The WB’s got problems, and not just the ones stemming from the media’s woefully unstandardized capitalization policies on “The” in the network’s title—without the capital “T,” the whole concept just falls apart, people. Can you take something called “the WB” seriously? No, it just looks stupid. “The WB,” on the other hand, makes perfect sense, and I’m calling on all media to respect the “T” in future Warner Bros. network coverage.
What? Who cares? Look, I’m not the one who wasted the summer watching a bunch of grubby weasels on a “deserted” island doublecross each other as they were each voted off one-by-one, OK genius? Step off—this matter is every bit as important, if not more so.
While I’m on this tangent, if brain-dead Americans could sit patiently though an idiotic voting process for weeks upon weeks on Survivor, why are they getting so pissy about the ongoing presidential tally? Al “Popular Vote” Gore will have his tiki torch extinguished and be booted off Electoral Island when the time is right, not one minute sooner. [The remainder of Mr. Frost’s “Gore is an unqualified, lying android who’d sodomize America if elected” rant has been deleted by order of the Association of Alternative Newsweeklies, a subsidiary of The Liberal Media™. We now return you to his bi-partisanly entertaining Tube Town column.]
The WB has hey-we’re-a-real-network-now “good” problems, in that all of the net’s new shows this season (Gilmore Girls, Grosse Pointe, Hype, Nikki and ABC cast-off Sabrina the Teenage Witch), as well as the returning favorites (Angel, Charmed, Felicity, Popular and Roswell), are doing so well that they’re all getting picked up. Yeah, it’s weird.
Thing is, The WB—which plans on finally turning an actual profit next season, the net’s sixth in business—can’t quite afford ’em. Just like when you pump three or five bucks of gas into your car’s tank before payday, The WB is ordering new episodes in fours, sixes and eights, instead of the traditional network TV “back nine,” which combines with the original block of 13 to make up a full season of 22 episodes. Sorry, Skippy—too much industry-geek info and calculus.
It’s an enviable dilemma, really, and it couldn’t happen to a cooler network. The WB has never had a programming lineup as good as this year’s, and the best show on any network at this very moment is Gilmore Girls, a smart and sweetly off-center comedy-drama hour that more than a few of you have caught at least part of.
Gilmore Girls is suicidally slotted against NBC’s Friends at 7 p.m. on Thursdays, and it’s become standard practice amongst brighter viewers to flip the channel the millisecond Friends (which isn’t really that good anymore, just habit) is over to avoid any glimpse of the soon-to-be-canceled crapfest known as Cursed, which follows. You can hear remote controls lacerating across the neighborhood at 7:30, whether they’re switching to The WB, elsewhere, or just (gasp!) off.
Is a half-hour of Gilmore Girls really better than a full 60 minutes of any other show on TV? Yes, and let us count the reasons why (Florida residents exempt):
1. Lauren Graham. My TV love (which is different from real love, but only slightly) for Graham has been well-documented in the annals of Tube Town, and now that she’s finally starring in a show that doesn’t suck (Townies, M.Y.O.B, etc.) and will stick around for a full season, I’m positively smitten. In fact, I’m so full of smit, I’d watch an hour of her just buttering toast—gladly even two hours for the Very Special Christmas Toast episode—but there’s more to this than just the hottie factor.
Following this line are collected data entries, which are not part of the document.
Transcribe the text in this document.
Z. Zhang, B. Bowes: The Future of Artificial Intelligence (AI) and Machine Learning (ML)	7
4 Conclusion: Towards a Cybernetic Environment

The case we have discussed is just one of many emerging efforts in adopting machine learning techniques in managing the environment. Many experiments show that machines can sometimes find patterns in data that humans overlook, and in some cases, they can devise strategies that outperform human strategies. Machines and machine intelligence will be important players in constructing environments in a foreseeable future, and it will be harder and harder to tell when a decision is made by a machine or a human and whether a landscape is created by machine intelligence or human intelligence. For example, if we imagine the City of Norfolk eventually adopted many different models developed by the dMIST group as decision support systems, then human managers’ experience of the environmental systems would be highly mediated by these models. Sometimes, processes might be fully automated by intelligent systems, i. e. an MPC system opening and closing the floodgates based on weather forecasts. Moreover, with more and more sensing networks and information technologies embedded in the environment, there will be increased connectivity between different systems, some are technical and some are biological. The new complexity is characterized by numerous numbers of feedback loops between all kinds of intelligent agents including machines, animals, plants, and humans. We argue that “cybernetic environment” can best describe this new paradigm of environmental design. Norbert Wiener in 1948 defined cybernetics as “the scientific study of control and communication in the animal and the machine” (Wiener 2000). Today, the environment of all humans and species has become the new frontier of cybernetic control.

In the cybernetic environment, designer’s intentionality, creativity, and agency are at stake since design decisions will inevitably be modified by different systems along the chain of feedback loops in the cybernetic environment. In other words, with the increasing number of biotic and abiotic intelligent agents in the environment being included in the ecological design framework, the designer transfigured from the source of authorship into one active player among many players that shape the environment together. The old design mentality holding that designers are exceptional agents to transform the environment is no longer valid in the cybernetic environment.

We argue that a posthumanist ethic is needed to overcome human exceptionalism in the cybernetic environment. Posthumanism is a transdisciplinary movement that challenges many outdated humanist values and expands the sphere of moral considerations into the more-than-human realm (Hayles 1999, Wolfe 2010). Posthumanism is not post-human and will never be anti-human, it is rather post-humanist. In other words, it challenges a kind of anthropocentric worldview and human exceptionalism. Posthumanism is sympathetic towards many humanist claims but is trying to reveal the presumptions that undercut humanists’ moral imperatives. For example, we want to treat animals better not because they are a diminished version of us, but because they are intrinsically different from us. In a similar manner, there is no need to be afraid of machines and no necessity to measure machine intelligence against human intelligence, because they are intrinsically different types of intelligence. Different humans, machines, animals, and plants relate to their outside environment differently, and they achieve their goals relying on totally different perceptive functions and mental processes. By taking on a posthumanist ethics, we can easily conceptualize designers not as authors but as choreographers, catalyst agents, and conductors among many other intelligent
As 32-year-old Lorelei Gilmore, never-wed mother to 16-year-old Rory (do the math), Graham is a caffeinated whirlwind of sarcasm and sensibility who obviously loves the hell out of her kid and, by the magic of that television anomaly known as good writing, is relieved of bearing the TV single-mom cross of being always right or always wrong. Apart from an inexhaustible supply of snappy witticisms that puts the collective six-pack of Friends to shame, Lorelei is warm, fallible and downright human. And, yes, a stone fox in a short skirt. Holy smit, is she ever.
2. Everything else. Real-kid Rory (newcomer Alexis Bledel), the lone teen on TV who isn’t a jaded know-it-all or an emotional M-80; the setting of Stars Hollow, a not-too-quirky little town that certainly isn’t Northern Exposure, no matter what the “other” critics say (that would be NBC’s Ed—see next week’s Tube Town); a supporting cast with nary a weak link, not even the French concierge at Lorelei’s inn with the most far-fetched accent this side of a Kids In the Hall sketch; the aforementioned skirt—you get the idea.
After sitting out Thanksgiving night this week, Gilmore Girls returns to its Thursday-night home opposite Friends (but probably not Cursed) on Nov. 30. In case I haven’t made myself clear, a recap: There’s nothing new on Friends that you can’t see in syndication any hour of the day, Gilmore Girls rules, and Lauren Graham will be mine … I mean, watch the show.